As this comes out, the Presidential Inauguration was yesterday. Depending on your point of view, it’s a time of hope for a new and positive beginning or despair. OR, it’s time to renew our focus as believers. Jesus’ message was a simple one:

From that time on Jesus began to proclaim his message with these words: “Keep turning away from your sins and come back to God, for heaven’s kingdom realm is now accessible.” (Matthew 4.17, TPT)

Jesus lived during a time of great oppression. There were no elections. There was no recourse for a Jew to oppose Rome. The answer? Turn from your sins and focus on God’s’ Kingdom.

This might be a word for today. Two weeks ago there was an assault on the capitol by Trump supporters. What kingdom are you supporting? If you’re a believer, are you really putting your hope in all the conspiracy stories going around? Or are you putting your hope in the new administration?

Again, our hope should be in neither. I wrote last week about Mike Metzger’s call for a Third Way – a conservative/liberal approach. I also shared Tony Dungy’s call for five practices that should characterize us in 2021, beginning with reading the Bible through.

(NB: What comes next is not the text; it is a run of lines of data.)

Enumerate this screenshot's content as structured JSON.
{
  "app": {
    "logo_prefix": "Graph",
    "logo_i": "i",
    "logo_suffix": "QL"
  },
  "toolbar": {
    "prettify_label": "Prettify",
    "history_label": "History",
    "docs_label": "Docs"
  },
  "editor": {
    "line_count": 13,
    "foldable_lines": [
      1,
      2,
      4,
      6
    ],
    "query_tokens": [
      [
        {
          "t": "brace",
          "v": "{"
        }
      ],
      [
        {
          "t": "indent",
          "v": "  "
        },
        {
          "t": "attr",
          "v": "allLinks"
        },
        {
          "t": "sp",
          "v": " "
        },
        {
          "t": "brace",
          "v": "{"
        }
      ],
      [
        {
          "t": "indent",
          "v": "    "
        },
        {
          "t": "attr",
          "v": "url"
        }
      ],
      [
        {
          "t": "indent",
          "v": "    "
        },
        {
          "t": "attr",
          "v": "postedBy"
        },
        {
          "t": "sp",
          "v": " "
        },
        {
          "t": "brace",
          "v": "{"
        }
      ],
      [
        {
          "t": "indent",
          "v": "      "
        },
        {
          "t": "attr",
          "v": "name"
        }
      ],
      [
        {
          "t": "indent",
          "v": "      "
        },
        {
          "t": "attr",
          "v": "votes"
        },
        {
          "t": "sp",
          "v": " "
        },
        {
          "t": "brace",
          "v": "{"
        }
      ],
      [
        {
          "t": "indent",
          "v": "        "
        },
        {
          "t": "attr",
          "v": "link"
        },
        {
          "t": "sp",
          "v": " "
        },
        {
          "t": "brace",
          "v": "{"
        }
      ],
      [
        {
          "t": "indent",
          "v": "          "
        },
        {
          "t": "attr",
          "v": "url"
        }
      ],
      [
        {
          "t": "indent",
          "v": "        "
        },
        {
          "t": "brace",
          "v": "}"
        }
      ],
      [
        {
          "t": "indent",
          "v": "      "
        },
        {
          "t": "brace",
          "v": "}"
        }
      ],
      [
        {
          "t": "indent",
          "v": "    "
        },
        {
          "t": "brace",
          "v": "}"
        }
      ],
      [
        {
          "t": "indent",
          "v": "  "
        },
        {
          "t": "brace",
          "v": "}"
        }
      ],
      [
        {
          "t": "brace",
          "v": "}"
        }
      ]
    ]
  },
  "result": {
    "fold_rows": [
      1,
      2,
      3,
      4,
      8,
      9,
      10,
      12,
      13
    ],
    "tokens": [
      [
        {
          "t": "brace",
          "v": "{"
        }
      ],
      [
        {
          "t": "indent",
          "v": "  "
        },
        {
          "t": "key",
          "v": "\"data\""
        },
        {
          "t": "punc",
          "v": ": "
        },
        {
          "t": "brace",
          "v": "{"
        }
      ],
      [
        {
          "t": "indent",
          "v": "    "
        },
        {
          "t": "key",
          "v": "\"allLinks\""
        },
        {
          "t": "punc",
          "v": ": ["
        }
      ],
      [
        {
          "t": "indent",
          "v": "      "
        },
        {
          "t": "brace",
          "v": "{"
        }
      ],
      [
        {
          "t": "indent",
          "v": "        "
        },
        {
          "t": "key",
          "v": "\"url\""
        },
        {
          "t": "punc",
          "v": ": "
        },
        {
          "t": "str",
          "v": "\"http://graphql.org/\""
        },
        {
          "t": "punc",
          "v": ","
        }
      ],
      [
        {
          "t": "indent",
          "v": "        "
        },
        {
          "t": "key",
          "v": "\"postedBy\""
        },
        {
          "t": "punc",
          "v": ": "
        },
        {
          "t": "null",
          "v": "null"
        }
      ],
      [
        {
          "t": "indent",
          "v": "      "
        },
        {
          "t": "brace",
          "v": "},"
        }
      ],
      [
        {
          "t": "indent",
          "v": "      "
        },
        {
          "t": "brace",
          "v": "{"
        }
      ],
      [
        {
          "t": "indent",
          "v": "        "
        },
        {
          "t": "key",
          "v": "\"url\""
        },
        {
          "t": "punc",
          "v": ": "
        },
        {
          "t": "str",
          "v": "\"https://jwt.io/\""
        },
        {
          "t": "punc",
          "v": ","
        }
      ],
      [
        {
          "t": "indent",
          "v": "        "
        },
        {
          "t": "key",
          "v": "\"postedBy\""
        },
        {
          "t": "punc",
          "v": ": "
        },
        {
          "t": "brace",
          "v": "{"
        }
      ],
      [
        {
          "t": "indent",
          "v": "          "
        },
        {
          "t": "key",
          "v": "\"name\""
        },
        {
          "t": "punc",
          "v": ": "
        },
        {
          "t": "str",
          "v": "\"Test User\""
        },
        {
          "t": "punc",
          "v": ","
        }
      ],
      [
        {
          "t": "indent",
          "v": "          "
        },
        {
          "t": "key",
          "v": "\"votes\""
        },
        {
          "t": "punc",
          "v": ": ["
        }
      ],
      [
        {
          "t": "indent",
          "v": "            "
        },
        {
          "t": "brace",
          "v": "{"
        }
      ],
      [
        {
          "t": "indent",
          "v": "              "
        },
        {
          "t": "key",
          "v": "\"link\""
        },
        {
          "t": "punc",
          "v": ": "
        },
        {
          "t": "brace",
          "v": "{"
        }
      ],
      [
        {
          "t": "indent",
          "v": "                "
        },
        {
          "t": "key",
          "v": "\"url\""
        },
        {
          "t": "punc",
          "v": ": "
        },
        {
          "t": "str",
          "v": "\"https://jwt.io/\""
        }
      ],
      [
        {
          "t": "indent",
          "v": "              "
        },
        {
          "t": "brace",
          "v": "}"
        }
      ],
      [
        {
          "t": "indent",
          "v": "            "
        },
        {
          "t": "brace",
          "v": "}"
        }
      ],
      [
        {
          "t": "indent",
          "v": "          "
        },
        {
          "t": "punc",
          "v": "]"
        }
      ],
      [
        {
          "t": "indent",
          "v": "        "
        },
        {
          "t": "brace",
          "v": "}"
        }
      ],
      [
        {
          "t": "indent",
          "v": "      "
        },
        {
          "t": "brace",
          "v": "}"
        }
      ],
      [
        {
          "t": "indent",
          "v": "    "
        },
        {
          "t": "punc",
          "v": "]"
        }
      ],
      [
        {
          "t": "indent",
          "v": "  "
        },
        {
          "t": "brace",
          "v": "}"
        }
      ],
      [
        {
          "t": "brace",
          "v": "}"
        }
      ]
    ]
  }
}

Our pastor shared Sunday that in the middle of a very oppressive regime, Paul’s prayer for the Ephesians was that they experience the love of God. (See Ephesians 3.14 – 21. Better yet, pray it!) Our pastor included this challenge:

If we are not living out of our experience of God’s love, if we are not leading the way in bringing peace, if we are not safe to be around because we’re going to be haranguing from one political position or the other, the New Testament would describe us as immature. – Dr. David Jordan-Irwin, Monument Community Presbyterian Church, January 17, 2021.

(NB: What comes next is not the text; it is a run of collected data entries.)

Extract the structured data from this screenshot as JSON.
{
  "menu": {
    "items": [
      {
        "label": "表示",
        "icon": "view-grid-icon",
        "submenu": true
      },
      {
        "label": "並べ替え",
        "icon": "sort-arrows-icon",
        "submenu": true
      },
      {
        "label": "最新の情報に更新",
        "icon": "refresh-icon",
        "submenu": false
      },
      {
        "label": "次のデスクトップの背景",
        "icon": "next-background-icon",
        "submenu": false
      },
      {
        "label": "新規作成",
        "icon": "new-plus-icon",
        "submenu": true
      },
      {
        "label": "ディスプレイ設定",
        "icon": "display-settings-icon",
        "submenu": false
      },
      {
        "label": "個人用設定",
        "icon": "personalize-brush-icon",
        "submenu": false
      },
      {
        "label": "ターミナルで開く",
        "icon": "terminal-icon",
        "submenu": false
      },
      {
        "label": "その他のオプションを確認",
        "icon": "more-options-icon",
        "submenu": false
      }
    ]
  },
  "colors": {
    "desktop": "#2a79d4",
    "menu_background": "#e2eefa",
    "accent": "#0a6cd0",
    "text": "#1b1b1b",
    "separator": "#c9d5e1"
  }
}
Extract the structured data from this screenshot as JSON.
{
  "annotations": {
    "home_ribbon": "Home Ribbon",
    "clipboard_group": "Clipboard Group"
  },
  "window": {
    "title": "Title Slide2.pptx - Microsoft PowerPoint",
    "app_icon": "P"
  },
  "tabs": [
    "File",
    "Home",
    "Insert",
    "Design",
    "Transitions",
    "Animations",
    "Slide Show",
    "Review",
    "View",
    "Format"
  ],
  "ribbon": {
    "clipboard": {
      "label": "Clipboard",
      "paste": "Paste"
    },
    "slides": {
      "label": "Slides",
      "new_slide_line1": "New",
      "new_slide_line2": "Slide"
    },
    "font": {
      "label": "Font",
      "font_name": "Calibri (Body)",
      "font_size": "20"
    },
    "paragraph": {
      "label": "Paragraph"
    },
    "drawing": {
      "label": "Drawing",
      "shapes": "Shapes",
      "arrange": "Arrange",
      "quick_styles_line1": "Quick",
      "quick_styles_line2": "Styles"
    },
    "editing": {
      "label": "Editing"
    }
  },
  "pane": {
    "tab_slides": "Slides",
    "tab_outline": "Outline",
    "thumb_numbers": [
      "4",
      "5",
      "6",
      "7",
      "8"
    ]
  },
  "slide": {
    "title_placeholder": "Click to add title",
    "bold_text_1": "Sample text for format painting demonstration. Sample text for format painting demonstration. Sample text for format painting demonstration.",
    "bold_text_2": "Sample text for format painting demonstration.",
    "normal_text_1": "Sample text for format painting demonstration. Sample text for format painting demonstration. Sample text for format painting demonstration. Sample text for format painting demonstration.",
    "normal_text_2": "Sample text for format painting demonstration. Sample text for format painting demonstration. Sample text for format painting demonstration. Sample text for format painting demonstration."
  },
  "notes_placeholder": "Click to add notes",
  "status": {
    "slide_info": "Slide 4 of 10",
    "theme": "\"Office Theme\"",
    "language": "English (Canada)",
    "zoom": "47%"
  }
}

My prayer for us all in 2021 is that we experience God’s love, share it with others, and focus on the Kingdom of God.

But seek first the kingdom of God and his righteousness, and all these things will be added to you. (Matthew 6.33, ESV)

If my people who are called by my name humble themselves, and pray and seek my face and turn from their wicked ways, then I will hear from heaven and will forgive their sin and heal their land. (2 Chronicles 7.14, ESV)

2 thoughts on “Whose Kingdom?”

  1. An old high school acquaintance, a successful author of thoughtful books, hung a neo-fascist label on the outgoing era. I had long seen parallels myself. Your blog reminds me that we often seek new relief from real or perceived ills. Where we go astray is when we seek a novel relief, new, must be better.
    While 5G communications might be new we are not. We are still the same flawed vulnerable people we have always been. Be not like moths to a flame! Stop, turn back to that which has sustained us for 2000 years!